A diffuse domain method for two-phase flows with large density ratio in complex geometries

We present a quasi-incompressible Navier-Stokes-Cahn-Hilliard (q-NSCH) diffuse interface model for two-phase fluid flows with variable physical properties that maintains thermodynamic consistency. Then, we couple the diffuse domain method with this two-phase fluid model - yielding a new q-NSCH-DD model - to simulate the two-phase flows with moving contact lines in complex geometries. The original complex domain is extended to a larger regular domain, usually a cuboid, and the complex domain boundary is replaced by an interfacial region with finite thickness. A phase-field function is introduced to approximate the characteristic function of the original domain of interest.
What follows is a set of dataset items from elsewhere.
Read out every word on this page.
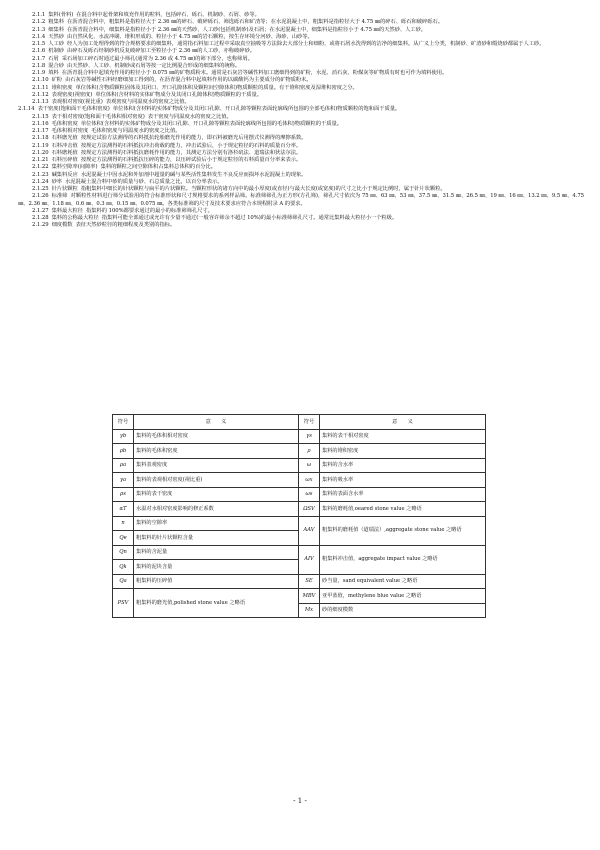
2.1.1 集料(骨料) 在混合料中起骨架和填充作用的粒料，包括碎石、砾石、机制砂、石屑、砂等。

2.1.2 粗集料 在沥青混合料中，粗集料是指粒径大于 2.36 ㎜的碎石、破碎砾石、筛选砾石和矿渣等；在水泥混凝土中，粗集料是指粒径大于 4.75 ㎜的碎石、砾石和破碎砾石。

2.1.3 细集料 在沥青混合料中，细集料是指粒径小于 2.36 ㎜的天然砂、人工砂(包括机制砂)及石屑；在水泥混凝土中，细集料是指粒径小于 4.75 ㎜的天然砂、人工砂。

2.1.4 天然砂 由自然风化、水流冲刷、堆积形成的、粒径小于 4.75 ㎜的岩石颗粒，按生存环境分河砂、海砂、山砂等。

2.1.5 人工砂 经人为加工处理得到的符合规格要求的细集料，通常指石料加工过程中采取真空抽吸等方法除去大部分土和细粉，或将石屑水洗得到的洁净的细集料。从广义上分类，机制砂、矿渣砂和煅烧砂都属于人工砂。

2.1.6 机制砂 由碎石及砾石经制砂机反复破碎加工至粒径小于 2.36 ㎜的人工砂，亦称破碎砂。

2.1.7 石屑 采石场加工碎石时通过最小筛孔(通常为 2.36 或 4.75 ㎜)的筛下部分，也称筛屑。

2.1.8 混合砂 由天然砂、人工砂、机制砂或石屑等按一定比例混合形成的细集料的统称。

2.1.9 填料 在沥青混合料中起填充作用的粒径小于 0.075 ㎜的矿物质粉末。通常是石灰岩等碱性料加工磨细得到的矿粉，水泥、消石灰、粉煤灰等矿物质有时也可作为填料使用。

2.1.10 矿粉 由石灰岩等碱性石料经磨细加工得到的，在沥青混合料中起填料作用的以碳酸钙为主要成分的矿物质粉末。

2.1.11 堆积密度 单位体积(含物质颗粒固体及其闭口、开口孔隙体积及颗粒间空隙体积)物质颗粒的质量。有干堆积密度及湿堆积密度之分。

2.1.12 表观密度(视密度) 单位体积(含材料的实体矿物成分及其闭口孔隙体积)物质颗粒的干质量。

2.1.13 表观相对密度(视比重) 表观密度与同温度水的密度之比值。

2.1.14 表干密度(饱和面干毛体积密度) 单位体积(含材料的实体矿物成分及其闭口孔隙、开口孔隙等颗粒表面轮廓线所包围的全部毛体积)物质颗粒的饱和面干质量。

2.1.15 表干相对密度(饱和面干毛体积相对密度) 表干密度与同温度水的密度之比值。

2.1.16 毛体积密度 单位体积(含材料的实体矿物成分及其闭口孔隙、开口孔隙等颗粒表面轮廓线所包围的毛体积)物质颗粒的干质量。

2.1.17 毛体积相对密度 毛体积密度与同温度水的密度之比值。

2.1.18 石料磨光值 按规定试验方法测得的石料抵抗轮胎磨光作用的能力，即石料被磨光后用摆式仪测得的摩擦系数。

2.1.19 石料冲击值 按规定方法测得的石料抵抗冲击荷载的能力，冲击试验后，小于规定粒径的石料的质量百分率。

2.1.20 石料磨耗值 按规定方法测得的石料抵抗磨耗作用的能力，其测定方法分别有洛杉矶法、道瑞法和狄法尔法。

2.1.21 石料压碎值 按规定方法测得的石料抵抗压碎的能力，以压碎试验后小于规定粒径的石料质量百分率来表示。

2.1.22 集料空隙率(间隙率) 集料的颗粒之间空隙体积占集料总体积的百分比。

2.1.23 碱集料反应 水泥混凝土中因水泥和外加剂中超量的碱与某些活性集料发生不良反应而损坏水泥混凝土的现象。

2.1.24 砂率 水泥混凝土混合料中砂的质量与砂、石总质量之比，以百分率表示。

2.1.25 针片状颗粒 指粗集料中细长的针状颗粒与扁平的片状颗粒。当颗粒形状的诸方向中的最小厚度(或直径)与最大长度(或宽度)的尺寸之比小于规定比例时，属于针片状颗粒。

2.1.26 标准筛 对颗粒性材料进行筛分试验用的符合标准形状和尺寸规格要求的系列样品筛。标准筛筛孔为正方形(方孔筛)，筛孔尺寸依次为 75 ㎜、63 ㎜、53 ㎜、37.5 ㎜、31.5 ㎜、26.5 ㎜、19 ㎜、16 ㎜、13.2 ㎜、9.5 ㎜、4.75 ㎜、2.36 ㎜、1.18 ㎜、0.6 ㎜、0.3 ㎜、0.15 ㎜、0.075 ㎜。各类标准筛的尺寸及技术要求应符合本规程附录 A 的要求。

2.1.27 集料最大粒径 指集料的 100%都要求通过的最小的标准筛筛孔尺寸。

2.1.28 集料的公称最大粒径 指集料可能全部通过或允许有少量不通过(一般容许筛余不超过 10%)的最小标准筛筛孔尺寸。通常比集料最大粒径小一个粒级。

2.1.29 细度模数 表征天然砂粒径的粗细程度及类别的指标。

符号	意　　义	符号	意　　义
γb	集料的毛体积相对密度	γs	集料的表干相对密度
ρb	集料的毛体积密度	ρ	集料的堆积密度
ρa	集料表观密度	ω	集料的含水率
γa	集料的表观相对密度(视比重)	ωx	集料的吸水率
ρs	集料的表干密度	ωs	集料的表面含水率
αT	水温对水相对密度影响的修正系数	ΩSV	集料的磨耗值,oeared stone value 之略语
n	集料的空隙率	AAV	粗集料的磨耗值（道瑞法）,aggregate stone value 之略语
Qe	粗集料的针片状颗粒含量		
Qn	集料的含泥量	AIV	粗集料冲击值，aggregate impact value 之略语
Qk	集料的泥块含量		
Qa	粗集料的压碎值	SE	砂当量，sand equivalent value 之略语
PSV	粗集料的磨光值,polished stone value 之略语	MBV	亚甲蓝值，methylene blue value 之略语
		Mx	砂的细度模数
- 1 -
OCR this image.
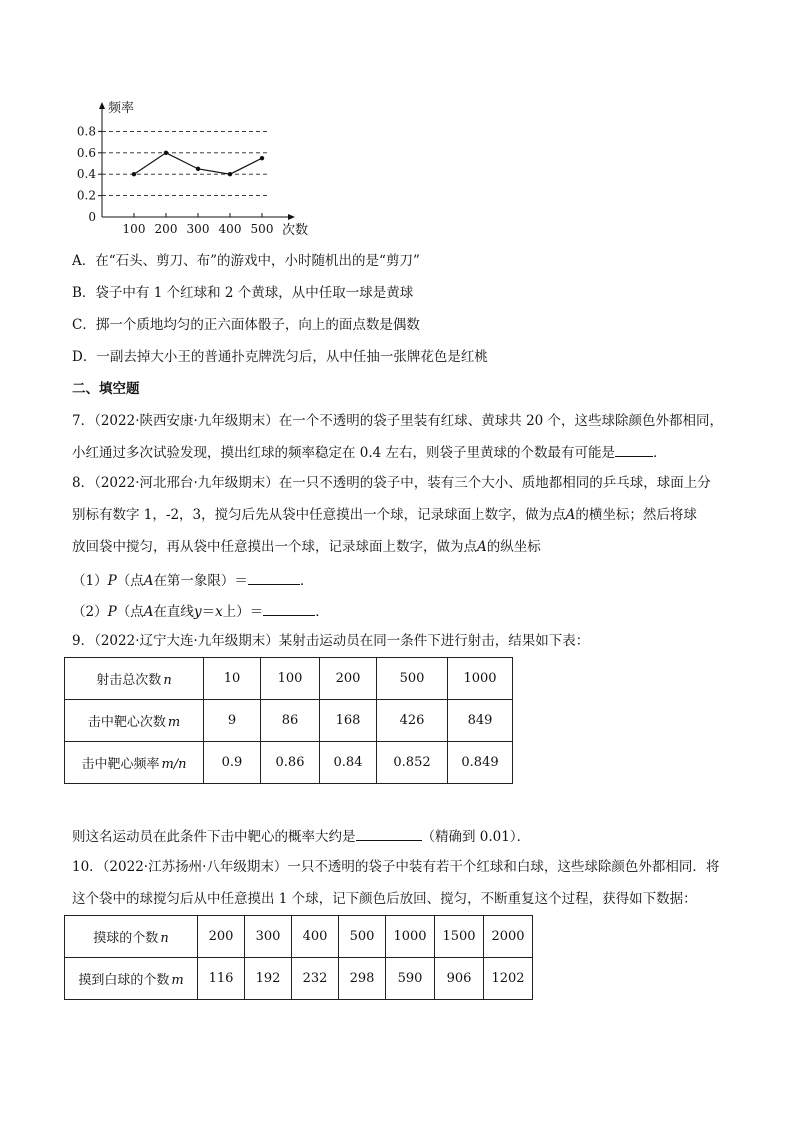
0.8
0.6
0.4
0.2
0
100 200 300 400 500
频率
次数
A．在“石头、剪刀、布”的游戏中，小时随机出的是“剪刀”
B．袋子中有 1 个红球和 2 个黄球，从中任取一球是黄球
C．掷一个质地均匀的正六面体骰子，向上的面点数是偶数
D．一副去掉大小王的普通扑克牌洗匀后，从中任抽一张牌花色是红桃
二、填空题
7．（2022·陕西安康·九年级期末）在一个不透明的袋子里装有红球、黄球共 20 个，这些球除颜色外都相同，
小红通过多次试验发现，摸出红球的频率稳定在 0.4 左右，则袋子里黄球的个数最有可能是	．
8．（2022·河北邢台·九年级期末）在一只不透明的袋子中，装有三个大小、质地都相同的乒乓球，球面上分
别标有数字 1，-2，3，搅匀后先从袋中任意摸出一个球，记录球面上数字，做为点A的横坐标；然后将球
放回袋中搅匀，再从袋中任意摸出一个球，记录球面上数字，做为点A的纵坐标
（1）P（点A在第一象限）＝	．
（2）P（点A在直线y＝x上）＝	．
9．（2022·辽宁大连·九年级期末）某射击运动员在同一条件下进行射击，结果如下表：
射击总次数 n	10	100	200	500	1000
击中靶心次数 m	9	86	168	426	849
击中靶心频率 m/n	0.9	0.86	0.84	0.852	0.849
则这名运动员在此条件下击中靶心的概率大约是	（精确到 0.01）．
10．（2022·江苏扬州·八年级期末）一只不透明的袋子中装有若干个红球和白球，这些球除颜色外都相同．将
这个袋中的球搅匀后从中任意摸出 1 个球，记下颜色后放回、搅匀，不断重复这个过程，获得如下数据：
摸球的个数 n	200	300	400	500	1000	1500	2000
摸到白球的个数 m	116	192	232	298	590	906	1202
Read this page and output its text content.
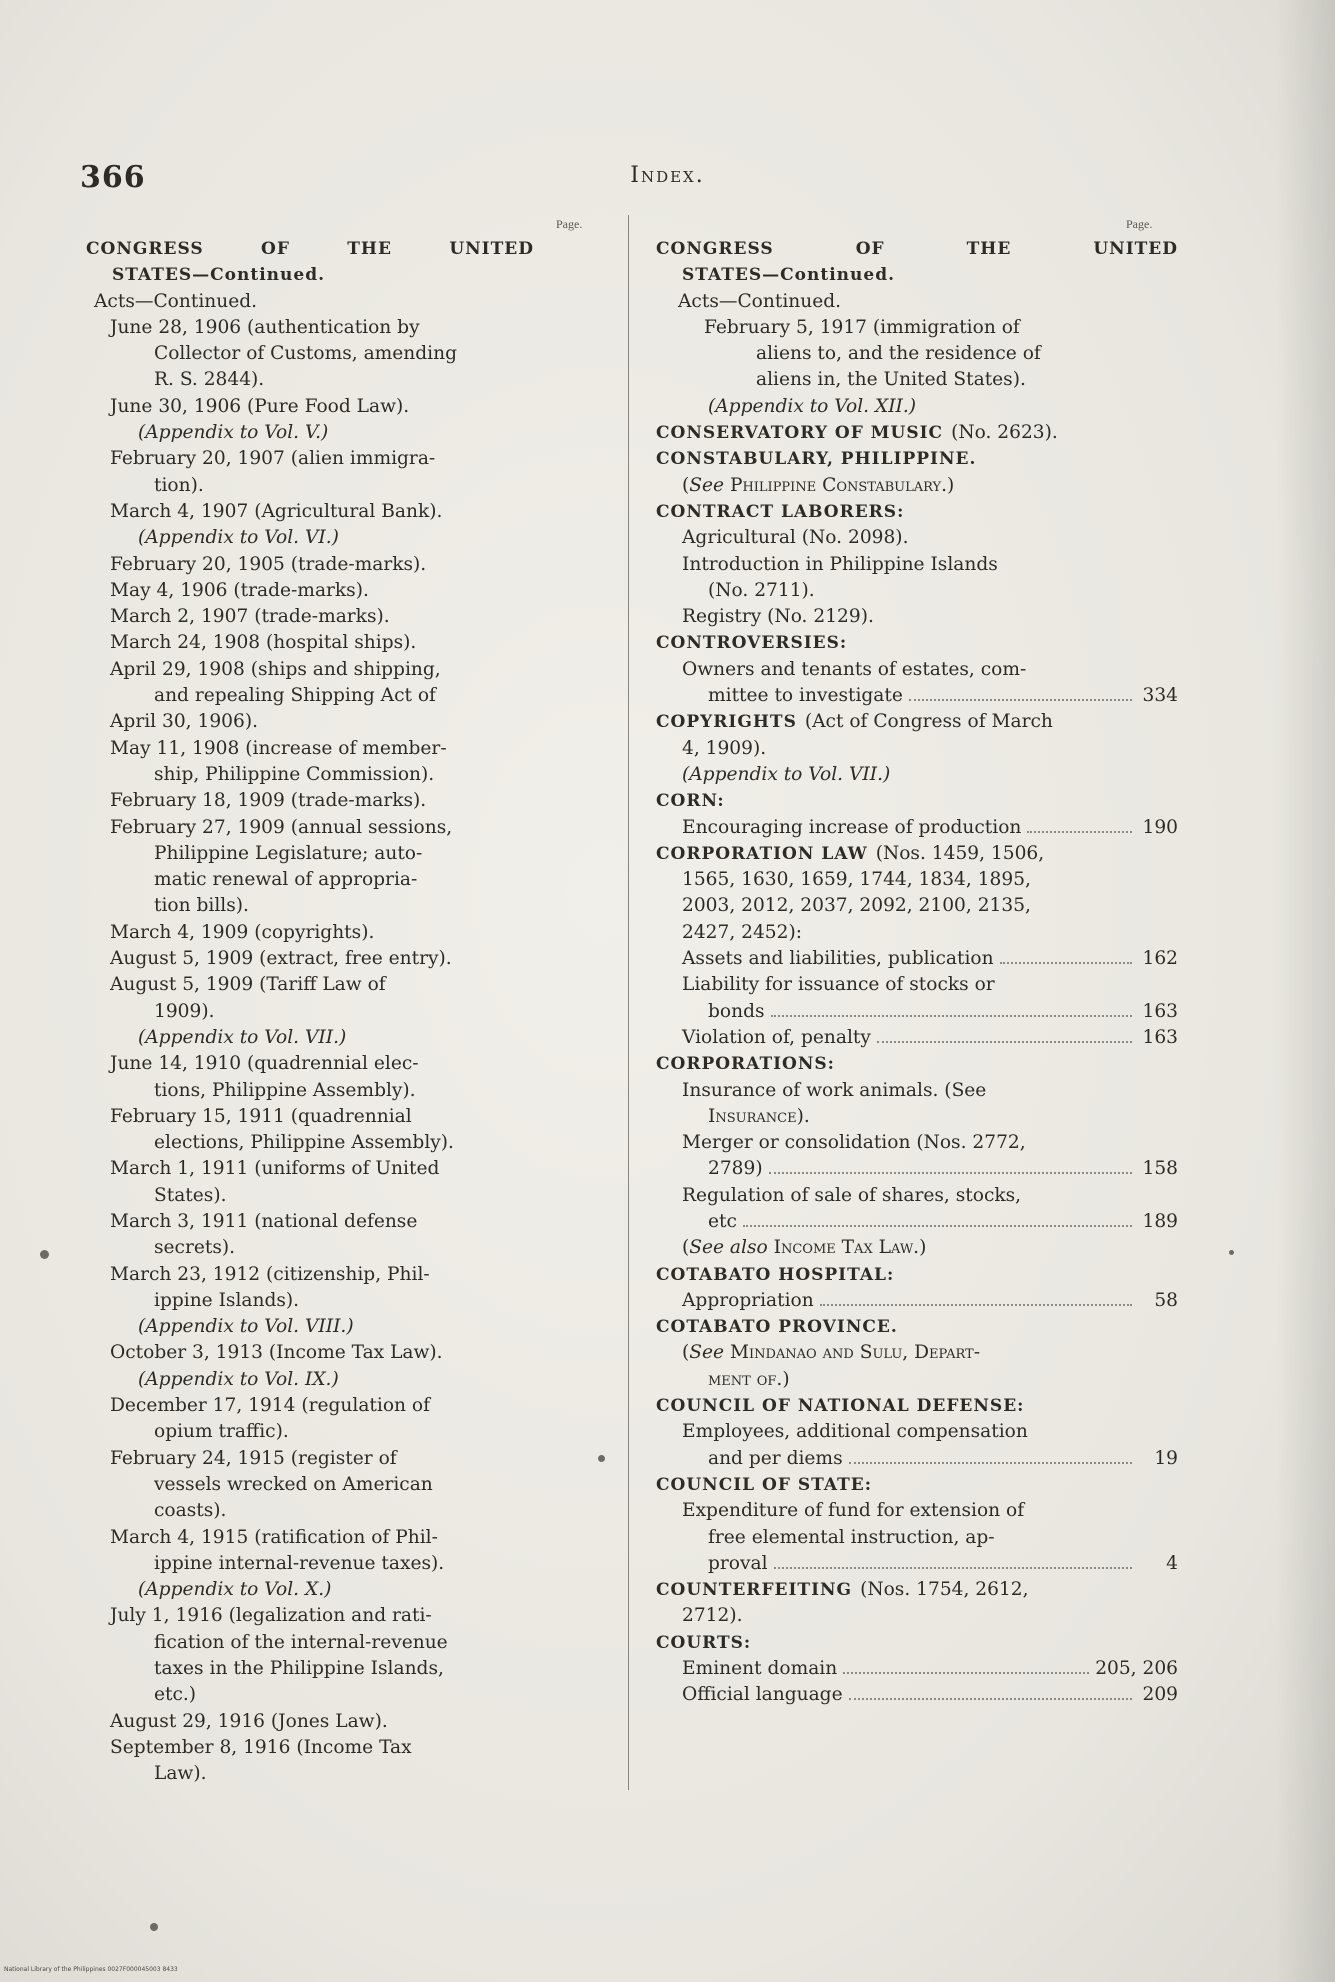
366	Index.
Page.	Page.
CONGRESS	OF	THE	UNITED
STATES—Continued.
Acts—Continued.
June 28, 1906 (authentication by
Collector of Customs, amending
R. S. 2844).
June 30, 1906 (Pure Food Law).
(Appendix to Vol. V.)
February 20, 1907 (alien immigra-
tion).
March 4, 1907 (Agricultural Bank).
(Appendix to Vol. VI.)
February 20, 1905 (trade-marks).
May 4, 1906 (trade-marks).
March 2, 1907 (trade-marks).
March 24, 1908 (hospital ships).
April 29, 1908 (ships and shipping,
and repealing Shipping Act of
April 30, 1906).
May 11, 1908 (increase of member-
ship, Philippine Commission).
February 18, 1909 (trade-marks).
February 27, 1909 (annual sessions,
Philippine Legislature; auto-
matic renewal of appropria-
tion bills).
March 4, 1909 (copyrights).
August 5, 1909 (extract, free entry).
August 5, 1909 (Tariff Law of
1909).
(Appendix to Vol. VII.)
June 14, 1910 (quadrennial elec-
tions, Philippine Assembly).
February 15, 1911 (quadrennial
elections, Philippine Assembly).
March 1, 1911 (uniforms of United
States).
March 3, 1911 (national defense
secrets).
March 23, 1912 (citizenship, Phil-
ippine Islands).
(Appendix to Vol. VIII.)
October 3, 1913 (Income Tax Law).
(Appendix to Vol. IX.)
December 17, 1914 (regulation of
opium traffic).
February 24, 1915 (register of
vessels wrecked on American
coasts).
March 4, 1915 (ratification of Phil-
ippine internal-revenue taxes).
(Appendix to Vol. X.)
July 1, 1916 (legalization and rati-
fication of the internal-revenue
taxes in the Philippine Islands,
etc.)
August 29, 1916 (Jones Law).
September 8, 1916 (Income Tax
Law).
CONGRESS	OF	THE	UNITED
STATES—Continued.
Acts—Continued.
February 5, 1917 (immigration of
aliens to, and the residence of
aliens in, the United States).
(Appendix to Vol. XII.)
CONSERVATORY OF MUSIC (No. 2623).
CONSTABULARY, PHILIPPINE.
( See
Philippine Constabulary. )
CONTRACT LABORERS:
Agricultural (No. 2098).
Introduction in Philippine Islands
(No. 2711).
Registry (No. 2129).
CONTROVERSIES:
Owners and tenants of estates, com-
mittee to investigate	334
COPYRIGHTS (Act of Congress of March
4, 1909).
(Appendix to Vol. VII.)
CORN:
Encouraging increase of production	190
CORPORATION LAW (Nos. 1459, 1506,
1565, 1630, 1659, 1744, 1834, 1895,
2003, 2012, 2037, 2092, 2100, 2135,
2427, 2452):
Assets and liabilities, publication	162
Liability for issuance of stocks or
bonds	163
Violation of, penalty	163
CORPORATIONS:
Insurance of work animals. (See
Insurance).
Merger or consolidation (Nos. 2772,
2789)	158
Regulation of sale of shares, stocks,
etc	189
( See also
Income Tax Law. )
COTABATO HOSPITAL:
Appropriation	58
COTABATO PROVINCE.
( See
Mindanao and Sulu, Depart-
ment of. )
COUNCIL OF NATIONAL DEFENSE:
Employees, additional compensation
and per diems	19
COUNCIL OF STATE:
Expenditure of fund for extension of
free elemental instruction, ap-
proval	4
COUNTERFEITING (Nos. 1754, 2612,
2712).
COURTS:
Eminent domain	205, 206
Official language	209
National Library of the Philippines 0027F000045003 8433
The original fluid model, q-NSCH, is reformulated on the larger domain with additional source terms that approximate the boundary conditions on the solid surface. We show that the q-NSCH-DD system converges to the q-NSCH system asymptotically as the thickness of the diffuse domain interface introduced by the phase-field function shrinks to zero (epsilon -> 0) with O(epsilon). Our analytic results are confirmed numerically by measuring the errors in both L-2 and L-infinity norms. In addition, we show that the q-NSCH-DD system not only allows the contact line to move on curved boundaries, but also makes the fluid-fluid interface intersect the solid object at an angle that is consistent with the prescribed contact angle.